A method to investigate Pathological Variant load of Mitochondrial DNA in single human Mesenchyma stem cells

Mesenchymal stem cells (MSCs) are the parent cells to many cells of the musculoskeletal system including osteoblasts. Previous work has shown that in mouse models mitochondrial DNA (mtDNA) pathological variants lead to dysfunction of the respiratory chain of these osteoblasts and the premature development of age related osteoporosis. An increased rate of respiratory chain deficiency has also been observed in human osteoblasts. mtDNA mutates at an enhanced rate compared to nuclear DNA and has been linked to the ageing process in humans.  We have developed and optimised an experimental pipeline to isolate single MSCs using flow cytometry before performing next generation sequencing to analyse the pathogenic variant load of 13 patients aged 22-88 to assess if pathogenic variants exist in mesenchymal stem cells and if there are age related changes. Across all patients and all cells mtDNA pathological variants were present at similarly low levels. As per previous studies we found increased pathogenic variants within the mtDNA control region (D-Loop).
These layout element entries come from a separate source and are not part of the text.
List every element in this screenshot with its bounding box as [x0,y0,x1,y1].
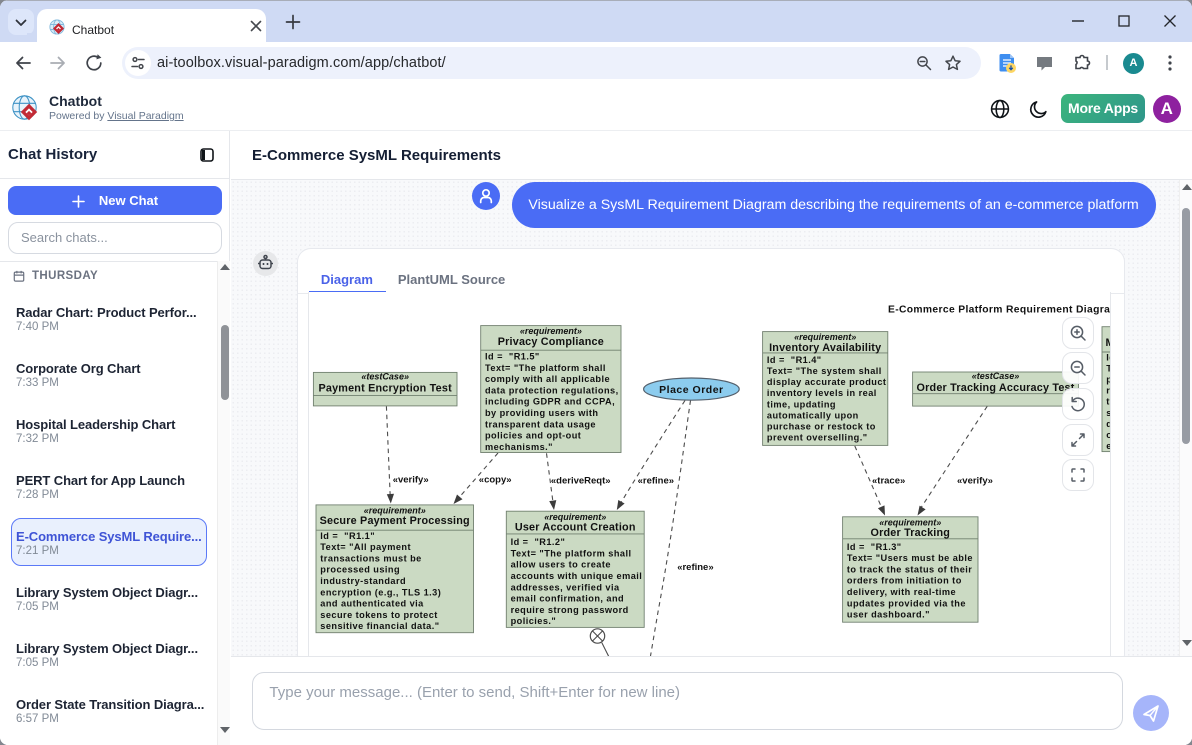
svg-text:Id = "R1.6": Id = "R1.6" [1106,353,1111,363]
svg-text:«requirement»: «requirement» [879,517,941,527]
svg-text:rapid interface with: rapid interface with [1106,386,1111,396]
svg-text:and authenticated via: and authenticated via [320,599,424,609]
svg-text:Payment Encryption Test: Payment Encryption Test [318,382,452,394]
svg-text:«requirement»: «requirement» [794,332,856,342]
svg-text:mechanisms.": mechanisms." [485,442,553,452]
svg-text:policies and opt-out: policies and opt-out [485,431,581,441]
svg-text:Mobile Responsiveness: Mobile Responsiveness [1106,337,1112,349]
svg-text:prevent overselling.": prevent overselling." [767,433,868,443]
svg-text:«requirement»: «requirement» [520,326,582,336]
svg-text:data protection regulations,: data protection regulations, [485,385,619,395]
svg-text:«refine»: «refine» [677,562,713,573]
svg-text:Text= "The platform shall: Text= "The platform shall [1106,364,1111,374]
svg-text:Text= "The system shall: Text= "The system shall [767,366,882,376]
svg-text:Id = "R1.2": Id = "R1.2" [511,537,566,547]
svg-text:Secure Payment Processing: Secure Payment Processing [320,515,470,527]
svg-text:allow users to create: allow users to create [511,560,611,570]
svg-text:Privacy Compliance: Privacy Compliance [498,336,604,348]
svg-text:by providing users with: by providing users with [485,408,598,418]
svg-text:require strong password: require strong password [511,605,629,615]
svg-text:to track the status of their: to track the status of their [847,564,972,574]
svg-text:«trace»: «trace» [872,476,905,487]
svg-text:display accurate product: display accurate product [767,377,887,387]
svg-text:«deriveReqt»: «deriveReqt» [551,475,611,486]
svg-text:Order Tracking: Order Tracking [870,527,950,539]
svg-text:«testCase»: «testCase» [972,371,1020,381]
svg-text:Id = "R1.1": Id = "R1.1" [320,531,375,541]
svg-text:purchase or restock to: purchase or restock to [767,421,876,431]
svg-text:Id = "R1.3": Id = "R1.3" [847,542,902,552]
svg-text:«testCase»: «testCase» [361,371,409,381]
svg-text:two-second page loads: two-second page loads [1106,397,1111,407]
svg-text:«verify»: «verify» [957,476,993,487]
svg-text:Text= "The platform shall: Text= "The platform shall [511,548,632,558]
svg-text:provide a responsive: provide a responsive [1106,375,1111,385]
svg-text:User Account Creation: User Account Creation [515,521,636,533]
svg-text:policies.": policies." [511,616,557,626]
svg-text:«requirement»: «requirement» [364,506,426,516]
svg-text:sensitive financial data.": sensitive financial data." [320,621,439,631]
svg-text:user dashboard.": user dashboard." [847,610,930,620]
svg-text:addresses, verified via: addresses, verified via [511,582,620,592]
svg-text:«copy»: «copy» [479,475,512,486]
svg-text:seconds on all devices,: seconds on all devices, [1106,408,1111,418]
svg-text:time, updating: time, updating [767,399,836,409]
svg-text:«requirement»: «requirement» [544,512,606,522]
svg-text:including GDPR and CCPA,: including GDPR and CCPA, [485,397,615,407]
svg-text:industry-standard: industry-standard [320,576,406,586]
svg-text:Id = "R1.5": Id = "R1.5" [485,352,540,362]
svg-text:E-Commerce Platform Requiremen: E-Commerce Platform Requirement Diagram [888,305,1111,316]
svg-text:Text= "All payment: Text= "All payment [320,542,411,552]
svg-text:Order Tracking Accuracy Test: Order Tracking Accuracy Test [917,382,1075,394]
svg-text:Text= "The platform shall: Text= "The platform shall [485,363,606,373]
svg-text:secure tokens to protect: secure tokens to protect [320,610,438,620]
svg-text:comply with all applicable: comply with all applicable [485,374,610,384]
svg-text:Id = "R1.4": Id = "R1.4" [767,355,822,365]
svg-text:Place Order: Place Order [659,384,723,396]
svg-text:accounts with unique email: accounts with unique email [511,571,643,581]
svg-text:optimal shopping: optimal shopping [1106,430,1111,440]
svg-text:automatically upon: automatically upon [767,410,859,420]
svg-text:processed using: processed using [320,565,400,575]
svg-text:«verify»: «verify» [393,475,429,486]
svg-text:transparent data usage: transparent data usage [485,419,596,429]
svg-text:Text= "Users must be able: Text= "Users must be able [847,553,973,563]
svg-text:updates provided via the: updates provided via the [847,598,966,608]
svg-text:email confirmation, and: email confirmation, and [511,594,624,604]
svg-text:«refine»: «refine» [638,475,674,486]
svg-text:experience.": experience." [1106,441,1111,451]
svg-text:orders from initiation to: orders from initiation to [847,576,962,586]
svg-text:Inventory Availability: Inventory Availability [769,342,881,354]
svg-text:transactions must be: transactions must be [320,553,421,563]
svg-text:delivery, with real-time: delivery, with real-time [847,587,956,597]
svg-text:inventory levels in real: inventory levels in real [767,388,877,398]
svg-text:delivering a consistently: delivering a consistently [1106,419,1111,429]
svg-text:encryption (e.g., TLS 1.3): encryption (e.g., TLS 1.3) [320,587,441,597]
However overall, there was no significant difference in the distribution of variants across the rest of the genome in all patients. Although a higher proportion of non-synonymous variants were seen this was not statistically significant. We have shown that it is possible to isolate and sequence individual MSCs and observe mtDNA pathological variants. This gives a snapshot in time of the variant load for each patient. Due to low sample numbers compared to other studies investigate mtDNA in other cell types, we did not observe any age related increase in pathological variants. However this adds further evidence that clonally expanded, somatic mtDNA variants are common and could contribute to age related disease including osteoporosis.